Per quest'opera che ha ormai compiuto vent'anni e che si dimostra sempre attuale.

La storia ha luogo in una città dove si verifica un'epidemia di cecità che non risparmia nessun abitante di qualsiasi livello, età o condizione sociale. Nel giro di pochi giorni vengono quasi tutti colpiti da questa strana forma di cecità. Tutti tranne una donna, inspiegabilmente immune. 

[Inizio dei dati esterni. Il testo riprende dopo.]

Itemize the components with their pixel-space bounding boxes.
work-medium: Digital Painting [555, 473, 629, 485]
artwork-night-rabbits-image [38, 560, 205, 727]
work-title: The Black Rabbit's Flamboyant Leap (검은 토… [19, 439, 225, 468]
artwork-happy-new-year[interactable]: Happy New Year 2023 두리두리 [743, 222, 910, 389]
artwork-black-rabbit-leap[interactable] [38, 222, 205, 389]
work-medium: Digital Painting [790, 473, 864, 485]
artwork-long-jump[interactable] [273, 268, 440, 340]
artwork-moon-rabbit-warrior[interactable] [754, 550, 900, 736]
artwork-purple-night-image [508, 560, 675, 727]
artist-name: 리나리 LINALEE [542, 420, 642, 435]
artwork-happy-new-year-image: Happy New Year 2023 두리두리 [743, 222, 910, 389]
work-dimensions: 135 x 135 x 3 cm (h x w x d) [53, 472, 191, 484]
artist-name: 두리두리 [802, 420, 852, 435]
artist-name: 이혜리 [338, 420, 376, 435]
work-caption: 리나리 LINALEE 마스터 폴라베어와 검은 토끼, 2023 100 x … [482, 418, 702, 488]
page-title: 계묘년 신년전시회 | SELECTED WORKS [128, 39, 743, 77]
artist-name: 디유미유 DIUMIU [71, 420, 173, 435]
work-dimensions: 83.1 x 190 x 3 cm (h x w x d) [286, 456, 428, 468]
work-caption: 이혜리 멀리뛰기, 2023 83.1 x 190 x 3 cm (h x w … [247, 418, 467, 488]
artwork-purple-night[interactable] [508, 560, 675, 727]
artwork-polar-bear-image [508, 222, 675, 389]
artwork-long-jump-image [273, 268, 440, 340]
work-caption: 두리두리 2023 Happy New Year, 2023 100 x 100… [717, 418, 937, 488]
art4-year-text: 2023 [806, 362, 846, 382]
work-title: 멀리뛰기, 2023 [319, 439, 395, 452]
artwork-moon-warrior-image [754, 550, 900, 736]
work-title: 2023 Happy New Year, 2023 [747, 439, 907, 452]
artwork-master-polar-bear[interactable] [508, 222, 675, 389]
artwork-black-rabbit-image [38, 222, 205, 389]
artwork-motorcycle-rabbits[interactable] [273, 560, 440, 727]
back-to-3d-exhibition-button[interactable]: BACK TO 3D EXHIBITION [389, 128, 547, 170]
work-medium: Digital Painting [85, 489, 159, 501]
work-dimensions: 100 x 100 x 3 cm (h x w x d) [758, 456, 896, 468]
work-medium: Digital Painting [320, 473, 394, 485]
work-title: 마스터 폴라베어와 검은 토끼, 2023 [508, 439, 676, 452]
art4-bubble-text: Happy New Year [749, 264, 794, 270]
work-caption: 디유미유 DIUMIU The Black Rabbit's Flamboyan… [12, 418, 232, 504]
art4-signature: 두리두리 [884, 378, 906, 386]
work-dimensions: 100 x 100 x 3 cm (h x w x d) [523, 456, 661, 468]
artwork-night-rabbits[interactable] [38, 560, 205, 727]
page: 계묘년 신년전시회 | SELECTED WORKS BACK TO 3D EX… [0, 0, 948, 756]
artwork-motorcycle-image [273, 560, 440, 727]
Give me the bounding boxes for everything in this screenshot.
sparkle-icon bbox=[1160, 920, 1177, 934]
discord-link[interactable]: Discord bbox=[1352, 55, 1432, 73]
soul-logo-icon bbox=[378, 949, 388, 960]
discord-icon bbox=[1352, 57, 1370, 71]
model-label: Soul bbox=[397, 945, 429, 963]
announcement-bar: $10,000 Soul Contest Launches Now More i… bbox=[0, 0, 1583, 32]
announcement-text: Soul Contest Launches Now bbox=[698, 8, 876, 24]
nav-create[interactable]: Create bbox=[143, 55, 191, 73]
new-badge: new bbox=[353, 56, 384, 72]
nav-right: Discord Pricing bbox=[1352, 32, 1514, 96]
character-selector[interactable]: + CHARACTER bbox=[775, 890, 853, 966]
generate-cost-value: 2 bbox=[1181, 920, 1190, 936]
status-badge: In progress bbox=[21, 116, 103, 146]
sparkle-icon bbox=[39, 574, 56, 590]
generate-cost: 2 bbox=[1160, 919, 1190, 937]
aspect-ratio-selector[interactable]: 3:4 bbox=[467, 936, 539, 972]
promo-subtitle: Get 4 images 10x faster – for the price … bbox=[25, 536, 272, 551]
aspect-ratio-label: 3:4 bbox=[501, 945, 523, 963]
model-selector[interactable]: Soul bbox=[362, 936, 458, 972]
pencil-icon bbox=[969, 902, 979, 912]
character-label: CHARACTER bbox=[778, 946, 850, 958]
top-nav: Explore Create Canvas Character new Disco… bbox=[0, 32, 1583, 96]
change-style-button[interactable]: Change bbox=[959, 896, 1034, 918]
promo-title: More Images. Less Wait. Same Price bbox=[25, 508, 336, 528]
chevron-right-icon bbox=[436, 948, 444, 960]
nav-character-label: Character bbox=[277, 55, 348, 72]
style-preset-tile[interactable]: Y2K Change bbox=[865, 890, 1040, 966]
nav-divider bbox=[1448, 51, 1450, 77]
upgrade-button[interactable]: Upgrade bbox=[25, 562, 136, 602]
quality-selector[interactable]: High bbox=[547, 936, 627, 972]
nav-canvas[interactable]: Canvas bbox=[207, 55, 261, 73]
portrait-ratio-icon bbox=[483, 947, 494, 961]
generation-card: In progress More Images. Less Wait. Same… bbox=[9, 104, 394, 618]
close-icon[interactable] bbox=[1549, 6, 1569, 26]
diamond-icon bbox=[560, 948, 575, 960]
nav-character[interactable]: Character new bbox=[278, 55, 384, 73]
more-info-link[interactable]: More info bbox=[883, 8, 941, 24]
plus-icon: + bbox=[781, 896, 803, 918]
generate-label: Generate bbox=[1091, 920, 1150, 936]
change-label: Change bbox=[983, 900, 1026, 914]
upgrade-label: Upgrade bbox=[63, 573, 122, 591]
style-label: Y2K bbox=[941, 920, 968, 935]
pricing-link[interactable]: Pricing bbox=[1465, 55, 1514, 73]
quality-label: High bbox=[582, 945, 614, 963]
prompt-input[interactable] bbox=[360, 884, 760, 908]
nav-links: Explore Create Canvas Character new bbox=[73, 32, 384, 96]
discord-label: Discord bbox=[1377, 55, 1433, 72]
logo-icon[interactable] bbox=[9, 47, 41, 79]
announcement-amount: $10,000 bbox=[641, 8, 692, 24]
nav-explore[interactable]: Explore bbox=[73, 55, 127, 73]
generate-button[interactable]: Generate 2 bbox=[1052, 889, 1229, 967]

La gran parte della storia si svolge all'interno di un ex manicomio dove una parte di contagiati (diversi?) sono stati isolati (deportati?) e dove, fingendosi cieca per rimanere accanto al marito contagiato, si farà rinchiudere anche lei, seppur unica vedente. All'interno di questa struttura si passerà da episodi di amicizia, carità, amore, compassione e cameratismo, ad altri di diffidenza, spietatezza, odio e violenza, dovuti ad una convivenza forzata in un ambiente ristretto, dove tutti i reclusi sottostanno ai voleri di un gruppo di violenti - i ciechi per accettazione della loro condizione, la vedente per propria scelta e volontà di sopportazione

L’epilogo si dipanerà quando la stessa vedente deciderà di por fine alle violenze e condurre verso la salvezza coloro che avranno accettato di farsi guidare da lei.
Ho apprezzato molto l'idea di non indicare mai il nome di un luogo, uno stato, una città, o delle persone stesse. Dapprima ho pensato che fosse per imprimere al libro una caratteristica in più da parte dell'autore, come se l'uso "sui generis" della punteggiatura non lo fosse già. Tutt'a un tratto, in quel mondo astratto, senza luogo e senza nomi per niente e per nessuno, arriva la precisione dei numeri (240 internati, 20 gruppo dei violenti), che ci mostrano proporzioni e confini, e la mancanza dei nomi di persona non rappresenta più un problema.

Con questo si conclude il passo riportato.